FIRST_VALUE() and LAST_VALUE()
Return the first or last value in the window frame.
SELECT
employee_id,
department,
salary,
FIRST_VALUE(salary) OVER (
PARTITION BY department ORDER BY salary DESC
) AS highest_salary_in_dept
FROM employees;
Watch out:
LAST_VALUE()requires an explicit frame (ROWS BETWEEN UNBOUNDED PRECEDING AND UNBOUNDED FOLLOWING) because the default frame stops at the current row.
4. Frame Clauses
The frame defines which rows are included in the window relative to the current row.
| Frame | Meaning |
|---|---|
ROWS BETWEEN UNBOUNDED PRECEDING AND CURRENT ROW | All rows from the start of the partition to now (running total) |
ROWS BETWEEN 2 PRECEDING AND CURRENT ROW | Current row + 2 rows before (3-row rolling window) |
ROWS BETWEEN UNBOUNDED PRECEDING AND UNBOUNDED FOLLOWING | All rows in the partition |
RANGE BETWEEN INTERVAL '7' DAY PRECEDING AND CURRENT ROW | Rows within the last 7 days by date value |
5. Common Patterns
Deduplicate: Keep the latest record per ID
WITH ranked AS (
SELECT *,
ROW_NUMBER() OVER (PARTITION BY user_id ORDER BY updated_at DESC) AS rn
FROM users
)
SELECT * FROM ranked WHERE rn = 1;
Find records where a value changed
WITH changes AS (
SELECT *,
LAG(status) OVER (PARTITION BY order_id ORDER BY changed_at) AS prev_status
FROM order_history
)
SELECT * FROM changes
WHERE status <> prev_status OR prev_status IS NULL;
Top N per group
WITH ranked AS (
SELECT *,
DENSE_RANK() OVER (PARTITION BY category ORDER BY sales DESC) AS dr
FROM products
)
SELECT * FROM ranked WHERE dr <= 3;
When to Use Window Functions vs.

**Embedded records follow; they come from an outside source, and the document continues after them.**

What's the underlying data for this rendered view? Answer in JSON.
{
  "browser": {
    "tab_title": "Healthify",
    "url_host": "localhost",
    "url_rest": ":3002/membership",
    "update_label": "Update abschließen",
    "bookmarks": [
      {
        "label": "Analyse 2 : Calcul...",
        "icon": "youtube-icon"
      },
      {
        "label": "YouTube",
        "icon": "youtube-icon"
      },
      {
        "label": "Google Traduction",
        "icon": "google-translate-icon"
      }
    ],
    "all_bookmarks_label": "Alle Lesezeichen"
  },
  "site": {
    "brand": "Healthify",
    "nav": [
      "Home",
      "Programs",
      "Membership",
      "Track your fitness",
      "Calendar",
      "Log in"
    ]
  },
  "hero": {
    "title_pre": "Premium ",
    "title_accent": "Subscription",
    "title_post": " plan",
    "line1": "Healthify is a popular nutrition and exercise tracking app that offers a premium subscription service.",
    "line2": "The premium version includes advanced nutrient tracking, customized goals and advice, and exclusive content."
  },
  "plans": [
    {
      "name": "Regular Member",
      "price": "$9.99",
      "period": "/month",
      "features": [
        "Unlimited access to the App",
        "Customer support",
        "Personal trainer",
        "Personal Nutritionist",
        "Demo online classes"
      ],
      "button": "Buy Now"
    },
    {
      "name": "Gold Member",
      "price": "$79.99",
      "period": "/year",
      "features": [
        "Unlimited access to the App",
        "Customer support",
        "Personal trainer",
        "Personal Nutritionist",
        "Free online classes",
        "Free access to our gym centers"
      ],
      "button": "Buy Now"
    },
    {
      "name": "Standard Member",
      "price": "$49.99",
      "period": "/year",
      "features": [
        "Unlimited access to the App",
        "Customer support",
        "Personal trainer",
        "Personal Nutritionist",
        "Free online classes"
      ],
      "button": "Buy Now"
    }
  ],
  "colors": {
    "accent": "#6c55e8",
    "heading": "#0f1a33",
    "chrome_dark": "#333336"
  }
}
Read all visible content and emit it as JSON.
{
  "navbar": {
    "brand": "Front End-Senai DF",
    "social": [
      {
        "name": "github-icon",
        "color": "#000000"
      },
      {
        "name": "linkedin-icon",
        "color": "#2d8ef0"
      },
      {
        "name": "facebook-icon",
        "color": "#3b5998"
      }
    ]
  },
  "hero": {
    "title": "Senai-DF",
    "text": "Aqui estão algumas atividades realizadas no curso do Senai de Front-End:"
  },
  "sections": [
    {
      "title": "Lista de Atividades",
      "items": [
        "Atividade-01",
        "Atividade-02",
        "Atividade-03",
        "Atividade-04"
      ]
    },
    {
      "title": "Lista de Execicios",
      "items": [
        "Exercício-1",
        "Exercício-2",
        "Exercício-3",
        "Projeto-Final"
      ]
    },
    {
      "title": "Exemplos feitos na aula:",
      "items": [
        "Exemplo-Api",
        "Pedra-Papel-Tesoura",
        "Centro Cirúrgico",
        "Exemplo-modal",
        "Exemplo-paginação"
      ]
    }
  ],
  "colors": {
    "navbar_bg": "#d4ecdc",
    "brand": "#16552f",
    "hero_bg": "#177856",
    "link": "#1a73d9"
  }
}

GROUP BY
| Situation | Use |
|---|---|
| You need aggregated values and the original rows | Window function |
| You only need one row per group | GROUP BY |
| You need to compare a row to its neighbors | Window function (LAG/LEAD) |
| You need a running total or rolling average | Window function |
| You need a simple count or sum per group | GROUP BY (simpler, often faster) |
Performance Notes
- Window functions run after
WHEREandGROUP BY, but beforeORDER BYandLIMIT. - Avoid using window functions in
WHEREclauses — wrap in a CTE or subquery first. PARTITION BYon an indexed column significantly improves performance.- In columnar warehouses (BigQuery, Snowflake, Redshift), window functions are well-optimized — don’t be afraid to use them.